Menjawab hal itu, kami katakan: Benar, umat ini memang sedang menghadapi bahaya besar. Di antaranya: serangan musuh dari segala arah, merebaknya bid‘ah dan syubhat, merajalelanya kemungkaran, serta kecintaan kepada syahwat duniawi. Karena itu, para penyeru kebaikan wajib memberikan nasihat dan peringatan, demi menjaga keselamatan umat serta mempersatukan mereka di atas tauhid dan sunnah.
Sesungguhnya umat Islam yang sedang diuji dan tertimpa cobaan saat ini justru lebih membutuhkan—daripada waktu-waktu sebelumnya—untuk kembali meninjau hubungan mereka dengan Allah, serta menyadari dosa-dosa yang menyebabkan turunnya bencana. Sebab, “tidaklah turun suatu musibah kecuali karena dosa,” dan “tidaklah musibah itu diangkat kecuali dengan taubat.”
Adapun dosa terbesar setelah syirik kepada Allah adalah bid‘ah, karena bid‘ah lebih dicintai Iblis daripada maksiat.

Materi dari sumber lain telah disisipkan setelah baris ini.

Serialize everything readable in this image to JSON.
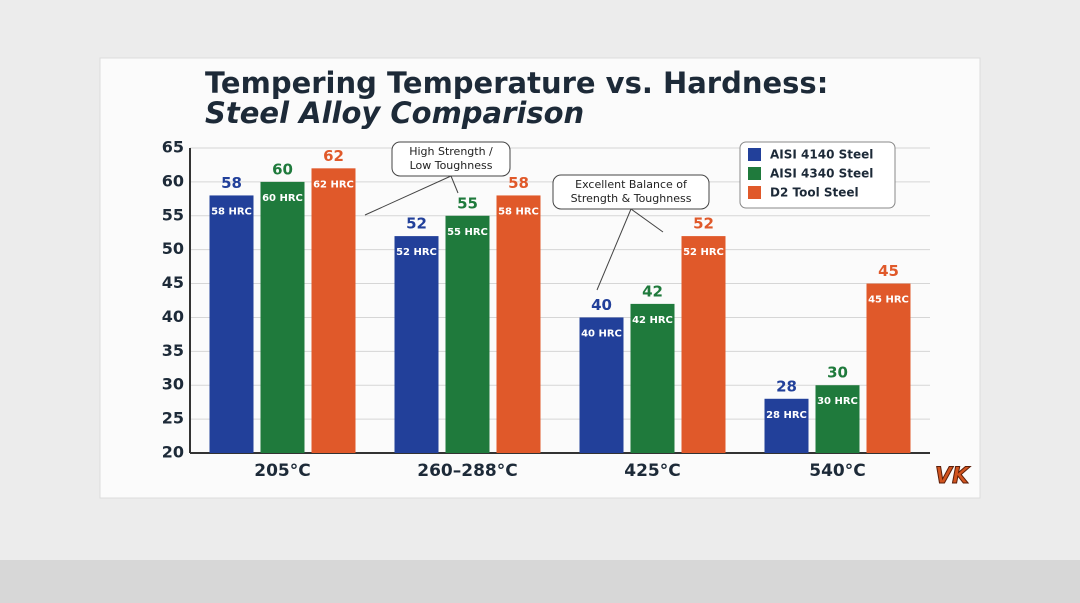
{
  "chart_data": {
    "type": "bar",
    "title": [
      "Tempering Temperature vs. Hardness:",
      "Steel Alloy Comparison"
    ],
    "categories": [
      "205°C",
      "260–288°C",
      "425°C",
      "540°C"
    ],
    "series": [
      {
        "name": "AISI 4140 Steel",
        "color": "#22409a",
        "values": [
          58,
          52,
          40,
          28
        ],
        "value_labels": [
          "58 HRC",
          "52 HRC",
          "40 HRC",
          "28 HRC"
        ]
      },
      {
        "name": "AISI 4340 Steel",
        "color": "#1f7a3c",
        "values": [
          60,
          55,
          42,
          30
        ],
        "value_labels": [
          "60 HRC",
          "55 HRC",
          "42 HRC",
          "30 HRC"
        ]
      },
      {
        "name": "D2 Tool Steel",
        "color": "#e0592a",
        "values": [
          62,
          58,
          52,
          45
        ],
        "value_labels": [
          "62 HRC",
          "58 HRC",
          "52 HRC",
          "45 HRC"
        ]
      }
    ],
    "ylim": [
      20,
      65
    ],
    "yticks": [
      20,
      25,
      30,
      35,
      40,
      45,
      50,
      55,
      60,
      65
    ],
    "grid": true,
    "legend": "top-right",
    "annotations": [
      {
        "lines": [
          "High Strength /",
          "Low Toughness"
        ]
      },
      {
        "lines": [
          "Excellent Balance of",
          "Strength & Toughness"
        ]
      }
    ],
    "logo": "VK"
  }
}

Allah senantiasa berfirman dengan kebenaran, dan Dialah yang memberi petunjuk ke jalan yang lurus.
Selain itu, hal lain yang sering menghalangi banyak orang untuk menerima kebenaran—meski sudah sangat jelas setelah dijelaskan dengan dalil naqli maupun aqli—adalah kesulitan mereka melepaskan diri dari kebiasaan yang sudah bertahun-tahun dijalani, serta rasa enggan meninggalkan ajaran leluhur atau mengakui kesalahan mereka.
Karena itu, kita memohon kepada Allah Yang Maha Pemurah dan Maha Dermawan agar memperlihatkan kebenaran kepada kita dan seluruh kaum muslimin sebagai kebenaran, lalu memberi rezeki kepada kita untuk mengikutinya; serta memperlihatkan kebatilan sebagai kebatilan, lalu memberi rezeki kepada kita untuk menjauhinya.
Dan kita pun berdoa dengan doa Nabi ﷺ:
اللهمَّ ربَّ جَبرائيلَ ومِيكائيلَ وإسرافيلَ، فاطرَ السَّمواتِ والأرضِ، عالِمَ الغيبِ والشهادةِ، أنْتَ تحكُمُ بين عِبادكَ فيما كانوا فيه يَختلفونَ؛ اهدِنا لِمَا اختُلفَ فيه من الحقِّ بإذنك؛ إنّكَ تَهدي من تشاءُ إلى صراطٍ مستقيمٍ
“Ya Allah, Tuhan Jibril, Mikail, dan Israfil, Pencipta langit dan bumi, Yang Maha Mengetahui yang gaib maupun nyata. Engkaulah yang memutuskan di antara hamba-hamba-Mu dalam perkara yang mereka perselisihkan. Maka tunjukilah kami dengan izin-Mu kepada kebenaran dari apa yang diperselisihkan itu. Sesungguhnya Engkau memberi petunjuk kepada siapa saja yang Engkau kehendaki ke jalan yang lurus.”